The regulation of cardiomyocyte differentiation can be better understood by gaining valuable insights from the complex relationship between these signaling pathways, which may also have implications for potential therapeutic applications using induced pluripotent stem cells.
Aside from the main autophagy pathway, other types of autophagy, such as mitophagy, play a crucial role in cardiac differentiation. Mitophagy, a form of autophagy, is a vital process in cardiac differentiation. It helps in the removal of dysfunctional mitochondria and facilitates metabolic remodeling, which is crucial for successful differentiation. Regulated mitophagy plays a critical role in maintaining the cell’s glycolytic status and is believed to contribute to the metabolic remodeling necessary for successful differentiation [46,47,48,49].
A specific process of mitophagy is initiated by the PINK1/Parkin system, where Parkin, an E3 ubiquitin ligase, is recruited to dysfunctional mitochondria. Parkin ubiquitinates outer mitochondrial proteins, labeling them for proteasome degradation [50]. In mice, the deletion of Parkin during early postnatal stages impedes cardiomyocyte maturation, affects mitochondrial biogenesis, and disrupts fatty acid oxidation, highlighting the importance of PINK1/Parkin-mediated mitophagy in cardiac development [46]. These findings highlight the important role of PINK1/Parkin-mediated mitophagy in promoting proper cardiac development.
The regulation of mitophagy in cardiac differentiation is influenced by nutrient-sensing pathways, such as Akt/mTOR, which is upregulated in high-nutrient states, and AMPK, which is upregulated during fasting. Inhibiting mTOR signaling increases mitophagy, providing cardioprotection after myocardial infarction. Conversely, AMPKα2 phosphorylates PINK1, enhancing mitophagy and protecting against pressure overload in the heart. AMPK also influences the opening of the mitochondrial permeability transition pore (mPTP), which regulates mitochondrial depolarization and subsequent mitophagy [18,51]. Increasing Parkin-mediated mitophagy through enhanced fatty acid oxidation, achieved by deleting acetyl coenzyme A carboxylase 2 (ACC2), prevents myocardial dysfunction resulting from a high-fat diet [52]. These interconnected mechanisms underscore the significance of metabolic shifts, mitochondrial quality control, and mitophagy in maintaining proper cardiac function.
Conversely, inhibiting mitophagy by chronically activating monoamine oxidase-A (MAO-A) leads to the accumulation of dysfunctional mitochondria, promoting a senescent phenotype. This inhibition upregulates cell-cycle inhibitors, triggers the ROS-induced DNA damage response, and increases senescence-associated β-galactosidase (SA-β-gal) activity. Hence, maintaining mitophagy is crucial for inhibiting senescence, promoting cardiomyocyte maturation, removing dysfunctional mitochondria, and supporting optimal mitochondrial function [53].

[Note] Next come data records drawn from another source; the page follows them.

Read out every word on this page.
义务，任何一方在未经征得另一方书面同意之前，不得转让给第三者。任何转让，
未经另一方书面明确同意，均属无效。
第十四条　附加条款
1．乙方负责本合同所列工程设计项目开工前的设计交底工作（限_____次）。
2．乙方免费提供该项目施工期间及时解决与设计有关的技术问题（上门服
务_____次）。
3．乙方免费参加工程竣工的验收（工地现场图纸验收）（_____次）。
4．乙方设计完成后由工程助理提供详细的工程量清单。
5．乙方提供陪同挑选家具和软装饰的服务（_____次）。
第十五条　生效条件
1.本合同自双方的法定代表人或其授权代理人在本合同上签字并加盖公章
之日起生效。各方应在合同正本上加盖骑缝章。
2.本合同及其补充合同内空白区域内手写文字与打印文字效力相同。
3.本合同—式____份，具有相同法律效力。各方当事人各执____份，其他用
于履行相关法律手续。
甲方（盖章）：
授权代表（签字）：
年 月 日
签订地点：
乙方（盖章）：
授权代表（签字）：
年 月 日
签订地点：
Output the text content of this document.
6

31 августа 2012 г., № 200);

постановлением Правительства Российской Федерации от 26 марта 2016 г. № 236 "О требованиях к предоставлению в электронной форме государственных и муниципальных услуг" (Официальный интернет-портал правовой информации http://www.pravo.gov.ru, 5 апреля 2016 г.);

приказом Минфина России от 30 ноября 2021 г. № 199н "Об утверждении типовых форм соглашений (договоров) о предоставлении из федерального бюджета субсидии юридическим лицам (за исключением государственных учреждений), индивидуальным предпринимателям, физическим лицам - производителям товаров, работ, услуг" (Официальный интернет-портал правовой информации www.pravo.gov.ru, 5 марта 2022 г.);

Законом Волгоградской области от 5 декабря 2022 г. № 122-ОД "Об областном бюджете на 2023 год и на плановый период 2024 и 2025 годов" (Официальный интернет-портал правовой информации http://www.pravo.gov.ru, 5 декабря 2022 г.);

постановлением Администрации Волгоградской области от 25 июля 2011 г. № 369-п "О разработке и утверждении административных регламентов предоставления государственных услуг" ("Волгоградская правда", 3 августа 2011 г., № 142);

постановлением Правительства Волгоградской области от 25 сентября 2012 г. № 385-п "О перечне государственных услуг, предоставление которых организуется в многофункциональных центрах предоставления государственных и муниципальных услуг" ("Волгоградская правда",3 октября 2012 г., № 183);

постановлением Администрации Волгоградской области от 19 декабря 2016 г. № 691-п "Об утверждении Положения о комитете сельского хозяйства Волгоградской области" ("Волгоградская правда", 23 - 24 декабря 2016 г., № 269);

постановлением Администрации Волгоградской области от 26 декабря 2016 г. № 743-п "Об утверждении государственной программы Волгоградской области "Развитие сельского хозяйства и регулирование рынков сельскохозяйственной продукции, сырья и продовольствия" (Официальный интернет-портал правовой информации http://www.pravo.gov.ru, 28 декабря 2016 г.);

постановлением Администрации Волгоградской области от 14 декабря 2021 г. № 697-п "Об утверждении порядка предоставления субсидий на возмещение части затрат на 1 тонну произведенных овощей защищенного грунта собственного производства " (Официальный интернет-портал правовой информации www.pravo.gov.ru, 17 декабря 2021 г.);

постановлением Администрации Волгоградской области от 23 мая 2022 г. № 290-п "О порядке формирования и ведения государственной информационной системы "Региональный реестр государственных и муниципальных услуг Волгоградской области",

The hypoxia-inducible factor 1 (HIF-1) is one of the key regulators of mitophagy during cardiac differentiation. HIF-1 is known to stabilize and activate in response to low oxygen levels, and it has been found to play a critical role in cardiomyocyte development [54]. Zhao et al. (2020) found that HIF-1 is upregulated during differentiation and triggered NIX (also known as BNIP3L)-dependent mitophagy [55]. NIX acts as a mitophagy receptor that facilitates the selective engulfment of mitochondria by autophagosomes. Activation of HIF-1 during cardiomyocyte differentiation leads to the stabilization of NIX, promoting the removal of dysfunctional mitochondria through mitophagy. This controlled elimination of damaged mitochondria is essential for maintaining the overall health and functionality of differentiating cardiomyocytes. Controlled mitophagy is thought to maintain or improve the cell’s glycolytic status, potentially through a positive feedback loop with HIF1, although the mechanism is not yet understood. Changing NIX expression levels can affect the rate of differentiation, and HIF1 upregulation during differentiation is required for cardiomyoblast development and mitophagy [55,56].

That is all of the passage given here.